Duty aboard the Red Rover could also be dangerous. Around the time Stokes arrived, the ship’s hospital section was hit by two enemy shells, although fortunately there were no casualties. Out of necessity, Ann quickly learned wartime nursing skills. From February to May 1863, the medical staff of the Red Rover cared for the sick and wounded. Over a period of 18 months, Stokes and her comrades cared for more than 2,000 patients on the hospital ship with infected wounds, burns, and dangerous diseases such as typhoid and cholera.
The work was hard, the conditions were terrible—summer heat and humidity, flies and mosquitoes, poor sanitation and hygiene. In addition to providing nursing services, Stokes and the other women assisted with cleaning, cooking and other shipboard responsibilities. Wages were often sporadic, but for the first time in her life, she was free, and being paid for her labor. By the summer of 1864, Stokes was exhausted from months of hard shipboard duty. Shortly after leaving the Navy in 1864, Bradford married Gilbert Stokes, an African American man who had also been employed on the “Red Rover.”
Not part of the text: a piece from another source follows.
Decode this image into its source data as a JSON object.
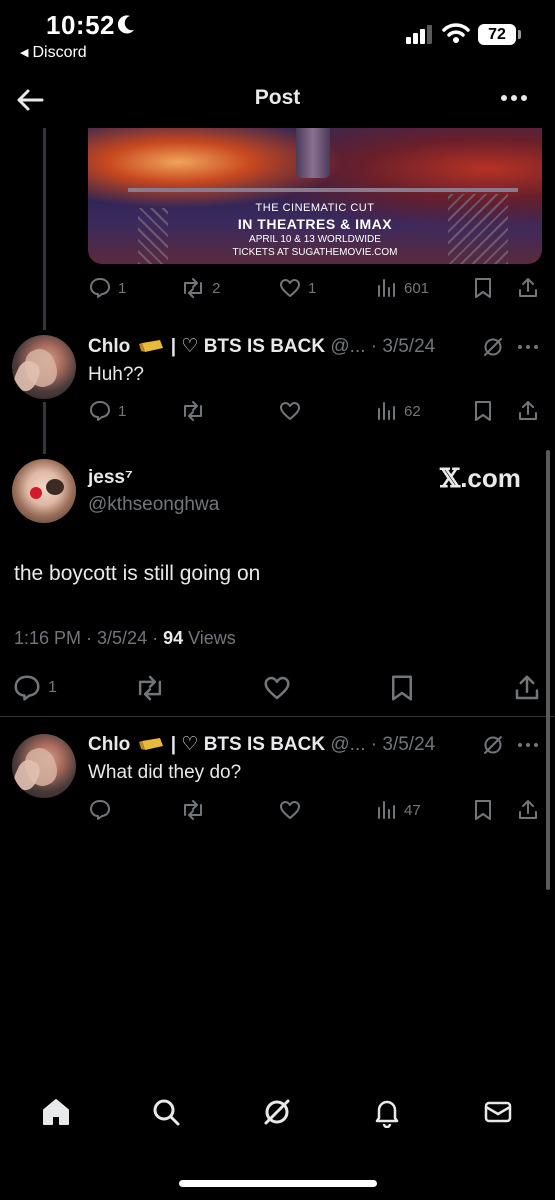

Two years later in 1866, they moved to Illinois, but shortly afterward Gilbert Stokes died. Ann, then remarried a man named George Bowman in 1867 and lived on a farm in southern Illinois, with her husband, one child, and two step-children. In the 1880s she applied unsuccessfully for a pension based on her marriages to Stokes and Bowman. Her pension application was made more complicated because of her inability to read or write. Still as remarkably determined as ever, Stokes wouldn’t accept no for an answer. Stokes worked to greatly improve her reading and writing skills and applied again in 1890.
This time, she requested a pension based not on her former husband’s service, but on her own 18 months as a boy first class. The pension office asked the Navy to review her case and the Navy certified that she had actually served eighteen months as a “boy” in the United States Navy on the Red Rover and that she had a pensionable disability. In 1890 Stokes was granted a pension of $12 a month which was the amount usually awarded to nurses at that time. Ann stayed on her farm in Illinois until her death in 1903. Not only was Ann Bradford Stokes one of the first African American women to serve as a nurse in the United States Navy, but she was also the first American woman to receive a pension for her own service in the military.